Tatapan bengisnya dilayangkan pada lelaki itu meski tak dihiraukan sama sekali.

"Buru-buru amat. Telat lo?"

Henan yang turun dari motornya sejenak berkaca pada spion. "Malah datangnya kecepatan," jawabnya.

Mengingat hari sekarang hari Kamis, jadwal kelas Henan mulai di jam sembilan pagi. Saat ini jam di tangan baru menunjukkan angka delapan lewat sepuluh menit.

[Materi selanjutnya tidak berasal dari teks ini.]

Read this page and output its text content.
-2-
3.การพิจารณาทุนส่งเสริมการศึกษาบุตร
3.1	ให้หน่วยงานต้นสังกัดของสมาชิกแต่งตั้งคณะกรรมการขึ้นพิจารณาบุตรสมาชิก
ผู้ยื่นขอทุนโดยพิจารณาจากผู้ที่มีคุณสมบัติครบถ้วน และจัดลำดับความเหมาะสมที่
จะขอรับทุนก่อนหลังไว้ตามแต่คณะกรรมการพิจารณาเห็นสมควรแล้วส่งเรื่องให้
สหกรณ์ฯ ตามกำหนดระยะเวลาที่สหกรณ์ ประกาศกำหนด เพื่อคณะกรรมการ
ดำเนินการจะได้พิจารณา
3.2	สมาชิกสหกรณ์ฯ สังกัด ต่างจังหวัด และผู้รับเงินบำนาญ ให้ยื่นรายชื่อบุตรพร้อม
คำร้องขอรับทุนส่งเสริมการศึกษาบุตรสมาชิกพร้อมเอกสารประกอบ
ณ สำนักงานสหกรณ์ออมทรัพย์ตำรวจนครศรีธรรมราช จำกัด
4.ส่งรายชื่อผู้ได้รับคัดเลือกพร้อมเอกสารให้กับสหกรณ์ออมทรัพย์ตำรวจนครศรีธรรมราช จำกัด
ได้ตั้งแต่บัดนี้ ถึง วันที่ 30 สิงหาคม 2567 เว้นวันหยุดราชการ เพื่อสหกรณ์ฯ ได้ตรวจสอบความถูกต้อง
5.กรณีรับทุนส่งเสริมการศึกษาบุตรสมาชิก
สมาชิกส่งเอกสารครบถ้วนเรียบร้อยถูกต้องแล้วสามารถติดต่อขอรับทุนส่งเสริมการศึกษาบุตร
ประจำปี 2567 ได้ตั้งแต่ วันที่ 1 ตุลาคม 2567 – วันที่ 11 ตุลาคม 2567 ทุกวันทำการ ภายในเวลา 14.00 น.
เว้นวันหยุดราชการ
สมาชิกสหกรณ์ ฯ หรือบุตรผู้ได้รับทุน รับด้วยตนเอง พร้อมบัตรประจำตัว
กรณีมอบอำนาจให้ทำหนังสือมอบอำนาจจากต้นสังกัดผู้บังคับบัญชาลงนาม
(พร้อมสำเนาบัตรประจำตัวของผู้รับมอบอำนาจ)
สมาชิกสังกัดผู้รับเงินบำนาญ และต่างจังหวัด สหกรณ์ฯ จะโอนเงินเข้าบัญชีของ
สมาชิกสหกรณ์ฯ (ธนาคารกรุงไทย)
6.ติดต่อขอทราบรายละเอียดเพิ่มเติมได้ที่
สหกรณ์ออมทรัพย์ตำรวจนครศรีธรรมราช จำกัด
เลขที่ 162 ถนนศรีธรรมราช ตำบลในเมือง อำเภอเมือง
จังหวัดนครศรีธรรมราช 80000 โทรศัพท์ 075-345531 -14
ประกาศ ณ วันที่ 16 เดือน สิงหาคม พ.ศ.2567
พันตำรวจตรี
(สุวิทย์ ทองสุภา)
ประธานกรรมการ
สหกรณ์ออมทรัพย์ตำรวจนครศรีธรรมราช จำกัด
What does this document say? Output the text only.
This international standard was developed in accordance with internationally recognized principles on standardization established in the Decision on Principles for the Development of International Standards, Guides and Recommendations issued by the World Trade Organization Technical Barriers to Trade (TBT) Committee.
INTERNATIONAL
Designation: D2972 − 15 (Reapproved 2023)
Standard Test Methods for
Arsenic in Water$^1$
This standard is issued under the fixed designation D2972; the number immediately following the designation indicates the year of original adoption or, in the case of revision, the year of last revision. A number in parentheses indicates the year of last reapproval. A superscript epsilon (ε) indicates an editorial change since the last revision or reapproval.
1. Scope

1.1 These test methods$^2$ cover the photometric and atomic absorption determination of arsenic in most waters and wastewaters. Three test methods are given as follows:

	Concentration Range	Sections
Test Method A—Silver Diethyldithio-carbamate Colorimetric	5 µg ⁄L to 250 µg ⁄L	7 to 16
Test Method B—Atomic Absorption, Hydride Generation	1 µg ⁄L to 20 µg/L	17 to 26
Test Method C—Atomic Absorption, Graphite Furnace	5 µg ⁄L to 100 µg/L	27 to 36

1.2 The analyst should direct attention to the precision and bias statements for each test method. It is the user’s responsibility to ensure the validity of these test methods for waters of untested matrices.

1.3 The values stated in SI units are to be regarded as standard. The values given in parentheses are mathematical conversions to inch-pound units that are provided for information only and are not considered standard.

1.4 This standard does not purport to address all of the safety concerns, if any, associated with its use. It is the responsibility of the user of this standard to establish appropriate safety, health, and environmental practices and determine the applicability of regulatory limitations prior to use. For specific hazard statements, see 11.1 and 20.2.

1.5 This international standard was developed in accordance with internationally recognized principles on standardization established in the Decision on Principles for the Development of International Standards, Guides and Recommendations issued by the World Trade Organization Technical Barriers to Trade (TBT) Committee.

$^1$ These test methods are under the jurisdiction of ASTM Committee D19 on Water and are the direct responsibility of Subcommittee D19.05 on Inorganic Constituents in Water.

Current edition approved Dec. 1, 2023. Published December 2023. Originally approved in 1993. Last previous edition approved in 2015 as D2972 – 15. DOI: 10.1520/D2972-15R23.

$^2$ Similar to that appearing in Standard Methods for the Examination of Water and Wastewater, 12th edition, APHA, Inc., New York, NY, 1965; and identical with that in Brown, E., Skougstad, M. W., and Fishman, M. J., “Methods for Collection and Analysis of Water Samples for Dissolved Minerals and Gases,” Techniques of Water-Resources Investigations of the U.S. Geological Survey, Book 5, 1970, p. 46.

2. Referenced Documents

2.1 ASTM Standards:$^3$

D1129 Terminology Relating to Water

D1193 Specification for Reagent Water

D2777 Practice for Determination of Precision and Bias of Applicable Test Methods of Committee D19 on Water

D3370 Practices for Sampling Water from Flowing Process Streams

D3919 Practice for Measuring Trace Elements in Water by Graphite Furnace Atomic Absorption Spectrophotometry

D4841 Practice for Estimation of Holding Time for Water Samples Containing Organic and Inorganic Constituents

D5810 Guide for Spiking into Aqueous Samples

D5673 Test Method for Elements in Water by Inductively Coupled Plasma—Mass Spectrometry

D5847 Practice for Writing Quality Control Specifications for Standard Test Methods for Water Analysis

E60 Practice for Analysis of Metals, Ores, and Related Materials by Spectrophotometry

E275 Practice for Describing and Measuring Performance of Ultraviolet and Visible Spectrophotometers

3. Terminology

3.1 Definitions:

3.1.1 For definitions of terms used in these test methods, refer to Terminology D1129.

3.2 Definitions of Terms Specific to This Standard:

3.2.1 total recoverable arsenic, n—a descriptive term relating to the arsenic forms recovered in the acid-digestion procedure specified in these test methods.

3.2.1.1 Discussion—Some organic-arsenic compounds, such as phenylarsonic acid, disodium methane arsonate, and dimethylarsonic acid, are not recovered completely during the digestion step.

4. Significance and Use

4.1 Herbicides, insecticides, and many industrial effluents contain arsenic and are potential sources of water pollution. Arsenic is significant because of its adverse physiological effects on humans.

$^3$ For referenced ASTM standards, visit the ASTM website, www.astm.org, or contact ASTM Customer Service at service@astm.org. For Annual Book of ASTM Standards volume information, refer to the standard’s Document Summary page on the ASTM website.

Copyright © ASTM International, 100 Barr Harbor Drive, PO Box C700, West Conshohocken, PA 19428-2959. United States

Jeon memandangi lelaki itu dari atas kepala hingga bawah. Mulutnya yang tengah mengunyah permen karet seketika berhenti.

"Lo gak mandi?"

"Bajingan," desis Henan. "Ya, kali gue gak mandi, sialan. Ada-ada saja lo."

"Lagian, tampang lo kayak belum mandi, asli. Masih semrautan gak jelas," ledek si mahasiswa teknik itu.

"Karena gue buru-buru ini. Dari rumah gue sudah mandi sampe di indekos baru ganti baju makanya modelnya begini," jelasnya.

Sebelah alis Jeon terangkat. "Ngapain buru-buru kalau kata lo datang kecepatan?" Pandangan lelaki itu kini menyelidik. "Pengin cepat-cepat ketemu Gina kan, lo?" Senyumnya bahkan terbit terlihat begitu menggelikan.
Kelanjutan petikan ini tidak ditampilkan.